Preparation and Removal of Hard Drive

Step 1

Back up information you want to keep onto an external hard drive, CD-R or DVD-R. If the hard drive has crashed, it may be impossible to recover data.

Step 2

Shut down the computer system and disconnect the power. Open the case.

Step 3

Locate the hard drive in the case. Remove any screws that hold the drive in place inside the case, along with the cables that connect it to the motherboard in your unit.

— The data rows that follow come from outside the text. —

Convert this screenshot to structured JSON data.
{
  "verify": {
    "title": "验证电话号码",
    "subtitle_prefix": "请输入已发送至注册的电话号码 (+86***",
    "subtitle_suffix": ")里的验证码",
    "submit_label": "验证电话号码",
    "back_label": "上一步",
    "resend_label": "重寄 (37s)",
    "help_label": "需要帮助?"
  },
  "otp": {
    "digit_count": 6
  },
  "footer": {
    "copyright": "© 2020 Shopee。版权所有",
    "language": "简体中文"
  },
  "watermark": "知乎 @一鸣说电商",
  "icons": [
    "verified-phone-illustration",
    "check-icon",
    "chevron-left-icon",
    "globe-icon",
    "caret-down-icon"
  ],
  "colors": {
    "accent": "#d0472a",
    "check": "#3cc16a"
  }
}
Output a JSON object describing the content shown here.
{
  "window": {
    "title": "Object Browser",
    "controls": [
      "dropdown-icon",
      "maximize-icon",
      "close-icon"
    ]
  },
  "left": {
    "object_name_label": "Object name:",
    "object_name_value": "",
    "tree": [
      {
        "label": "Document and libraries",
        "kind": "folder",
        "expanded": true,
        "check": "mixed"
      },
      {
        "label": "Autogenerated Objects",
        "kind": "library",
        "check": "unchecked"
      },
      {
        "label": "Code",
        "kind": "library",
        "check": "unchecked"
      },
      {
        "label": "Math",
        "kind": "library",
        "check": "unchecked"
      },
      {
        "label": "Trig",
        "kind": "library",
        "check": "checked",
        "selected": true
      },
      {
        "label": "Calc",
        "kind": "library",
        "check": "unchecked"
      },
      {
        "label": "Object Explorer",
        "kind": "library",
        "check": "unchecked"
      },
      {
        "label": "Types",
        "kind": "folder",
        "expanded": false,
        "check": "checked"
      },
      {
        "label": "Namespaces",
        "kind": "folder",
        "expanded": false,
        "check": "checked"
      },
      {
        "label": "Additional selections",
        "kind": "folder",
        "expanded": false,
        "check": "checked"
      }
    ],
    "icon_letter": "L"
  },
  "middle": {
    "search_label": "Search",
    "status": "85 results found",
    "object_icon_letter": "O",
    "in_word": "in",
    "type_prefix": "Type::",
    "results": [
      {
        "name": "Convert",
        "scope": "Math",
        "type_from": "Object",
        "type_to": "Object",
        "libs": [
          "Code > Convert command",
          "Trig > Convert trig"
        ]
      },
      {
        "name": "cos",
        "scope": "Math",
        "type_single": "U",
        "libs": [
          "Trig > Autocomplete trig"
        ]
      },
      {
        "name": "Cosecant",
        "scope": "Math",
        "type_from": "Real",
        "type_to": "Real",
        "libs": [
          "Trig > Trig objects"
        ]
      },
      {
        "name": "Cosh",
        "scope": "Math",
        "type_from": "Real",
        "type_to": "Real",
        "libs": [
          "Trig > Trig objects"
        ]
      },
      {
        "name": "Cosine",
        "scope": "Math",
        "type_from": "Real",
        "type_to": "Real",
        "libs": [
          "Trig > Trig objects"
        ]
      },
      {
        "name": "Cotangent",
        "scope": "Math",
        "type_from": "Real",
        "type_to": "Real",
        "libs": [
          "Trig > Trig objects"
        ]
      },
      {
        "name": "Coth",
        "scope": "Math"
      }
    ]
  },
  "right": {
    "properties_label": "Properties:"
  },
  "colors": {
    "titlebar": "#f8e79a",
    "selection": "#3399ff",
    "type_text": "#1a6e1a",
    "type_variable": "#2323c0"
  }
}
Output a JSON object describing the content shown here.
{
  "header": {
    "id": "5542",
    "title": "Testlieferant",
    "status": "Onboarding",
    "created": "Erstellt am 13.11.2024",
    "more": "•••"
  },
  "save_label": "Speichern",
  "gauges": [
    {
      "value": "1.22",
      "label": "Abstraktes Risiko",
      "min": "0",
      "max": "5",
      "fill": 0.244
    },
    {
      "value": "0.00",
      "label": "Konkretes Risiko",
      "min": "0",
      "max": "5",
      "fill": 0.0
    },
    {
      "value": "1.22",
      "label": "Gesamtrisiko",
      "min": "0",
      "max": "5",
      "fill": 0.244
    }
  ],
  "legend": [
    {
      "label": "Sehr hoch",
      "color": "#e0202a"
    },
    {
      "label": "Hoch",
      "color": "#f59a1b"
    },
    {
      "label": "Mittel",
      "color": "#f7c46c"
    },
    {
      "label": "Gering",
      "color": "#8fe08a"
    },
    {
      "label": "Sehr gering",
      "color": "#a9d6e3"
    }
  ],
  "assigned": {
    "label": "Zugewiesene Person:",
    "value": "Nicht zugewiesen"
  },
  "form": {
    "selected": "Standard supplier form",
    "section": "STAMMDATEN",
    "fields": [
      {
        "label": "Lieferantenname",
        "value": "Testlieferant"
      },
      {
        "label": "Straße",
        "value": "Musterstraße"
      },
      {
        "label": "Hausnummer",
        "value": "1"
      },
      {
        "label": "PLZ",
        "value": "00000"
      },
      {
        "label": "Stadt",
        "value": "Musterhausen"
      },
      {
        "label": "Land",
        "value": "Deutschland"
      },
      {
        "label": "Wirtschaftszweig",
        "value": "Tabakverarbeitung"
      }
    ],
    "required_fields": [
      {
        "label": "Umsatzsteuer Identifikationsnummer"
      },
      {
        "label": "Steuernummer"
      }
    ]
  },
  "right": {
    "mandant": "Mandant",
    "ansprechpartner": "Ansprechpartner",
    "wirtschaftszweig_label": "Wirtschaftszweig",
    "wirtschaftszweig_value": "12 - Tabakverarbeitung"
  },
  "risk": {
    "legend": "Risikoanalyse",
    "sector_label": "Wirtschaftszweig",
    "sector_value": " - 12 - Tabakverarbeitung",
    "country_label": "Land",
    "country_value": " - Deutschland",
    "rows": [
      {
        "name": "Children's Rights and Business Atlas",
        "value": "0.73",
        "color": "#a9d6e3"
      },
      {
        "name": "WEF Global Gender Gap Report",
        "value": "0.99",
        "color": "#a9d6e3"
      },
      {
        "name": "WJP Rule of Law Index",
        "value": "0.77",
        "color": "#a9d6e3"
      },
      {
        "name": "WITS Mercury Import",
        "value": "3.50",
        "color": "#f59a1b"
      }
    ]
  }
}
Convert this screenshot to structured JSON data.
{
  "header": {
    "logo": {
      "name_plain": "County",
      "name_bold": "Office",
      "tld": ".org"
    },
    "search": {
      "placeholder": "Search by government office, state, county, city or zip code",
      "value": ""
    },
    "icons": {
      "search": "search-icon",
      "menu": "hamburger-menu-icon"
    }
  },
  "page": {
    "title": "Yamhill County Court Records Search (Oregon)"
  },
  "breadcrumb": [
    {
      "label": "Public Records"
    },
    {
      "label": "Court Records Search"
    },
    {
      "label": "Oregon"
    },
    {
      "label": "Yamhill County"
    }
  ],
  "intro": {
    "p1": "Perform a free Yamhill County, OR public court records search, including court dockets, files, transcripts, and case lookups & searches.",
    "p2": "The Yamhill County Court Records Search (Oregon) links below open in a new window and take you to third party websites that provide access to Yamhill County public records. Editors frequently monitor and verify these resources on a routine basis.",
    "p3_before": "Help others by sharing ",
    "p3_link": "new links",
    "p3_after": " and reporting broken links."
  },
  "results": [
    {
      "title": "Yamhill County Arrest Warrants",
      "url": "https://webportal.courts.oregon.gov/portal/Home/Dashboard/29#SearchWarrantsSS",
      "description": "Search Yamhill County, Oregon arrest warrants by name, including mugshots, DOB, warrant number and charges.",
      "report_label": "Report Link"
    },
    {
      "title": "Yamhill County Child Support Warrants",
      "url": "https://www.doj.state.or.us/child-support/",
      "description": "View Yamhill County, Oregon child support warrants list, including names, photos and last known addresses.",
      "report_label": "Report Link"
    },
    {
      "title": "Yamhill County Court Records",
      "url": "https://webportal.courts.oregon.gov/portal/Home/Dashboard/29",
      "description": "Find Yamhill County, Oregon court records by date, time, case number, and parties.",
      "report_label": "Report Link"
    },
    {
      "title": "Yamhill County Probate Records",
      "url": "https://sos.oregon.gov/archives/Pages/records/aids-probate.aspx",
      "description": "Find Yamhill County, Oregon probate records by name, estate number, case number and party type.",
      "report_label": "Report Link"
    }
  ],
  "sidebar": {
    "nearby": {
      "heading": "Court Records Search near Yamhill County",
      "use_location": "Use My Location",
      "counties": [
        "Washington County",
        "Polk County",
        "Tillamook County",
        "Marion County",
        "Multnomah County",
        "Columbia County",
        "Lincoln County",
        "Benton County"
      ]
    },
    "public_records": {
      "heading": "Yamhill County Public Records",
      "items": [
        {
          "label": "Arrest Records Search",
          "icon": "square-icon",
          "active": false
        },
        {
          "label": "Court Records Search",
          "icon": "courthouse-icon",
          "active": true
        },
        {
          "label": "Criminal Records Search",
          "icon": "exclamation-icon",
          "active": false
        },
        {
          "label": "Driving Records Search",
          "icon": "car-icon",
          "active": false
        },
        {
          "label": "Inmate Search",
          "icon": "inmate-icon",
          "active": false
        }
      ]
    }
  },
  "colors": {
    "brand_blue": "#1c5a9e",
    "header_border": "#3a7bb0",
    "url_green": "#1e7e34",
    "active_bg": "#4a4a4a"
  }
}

Inserting Replacement Hard Drive

Step 1

Before touching the hard drive, touch the metal casing of your computer to discharge any static electricity.

Step 2

Remove the hard drive from packaging, being careful not to touch internal parts.

Step 3

Connect the replacement hard drive to the motherboard using the existing cables. If you cannot use those, your hard drive should come with cables, and you can switch them out by removing the cables from the motherboard, too. Careful though, not all replacement drives will come with a power cable.

Step 4

Secure the replacement drive in place with screws, making sure the cable connections are secure as well.

Step 5

Replace the computer cover and power on the system.

Restoring Computer Glory

Step 1

When you reboot the system, you will be prompted to install the OS. Using your OS disc, install the OS.

Step 2

Using the backup discs or external storage, copy the data back to your replacement hard drive.

Step 3

Install any software you need or had on the previous hard drive, and enjoy.

Tips & Warnings

  • Windows does not allow anything in excess of 127GB to be used until it knows your computer can support it, so if you have anything larger, you must partition the drive in order to use it all.
  • Make sure you know if your computer uses IDE or SATA hard drive connections prior to looking for a replacement. SATA is the new standard, but IDE is still possible... the two will not connect without a converter box or cable that must be purchased separately, so it is easier to buy the correct one drive.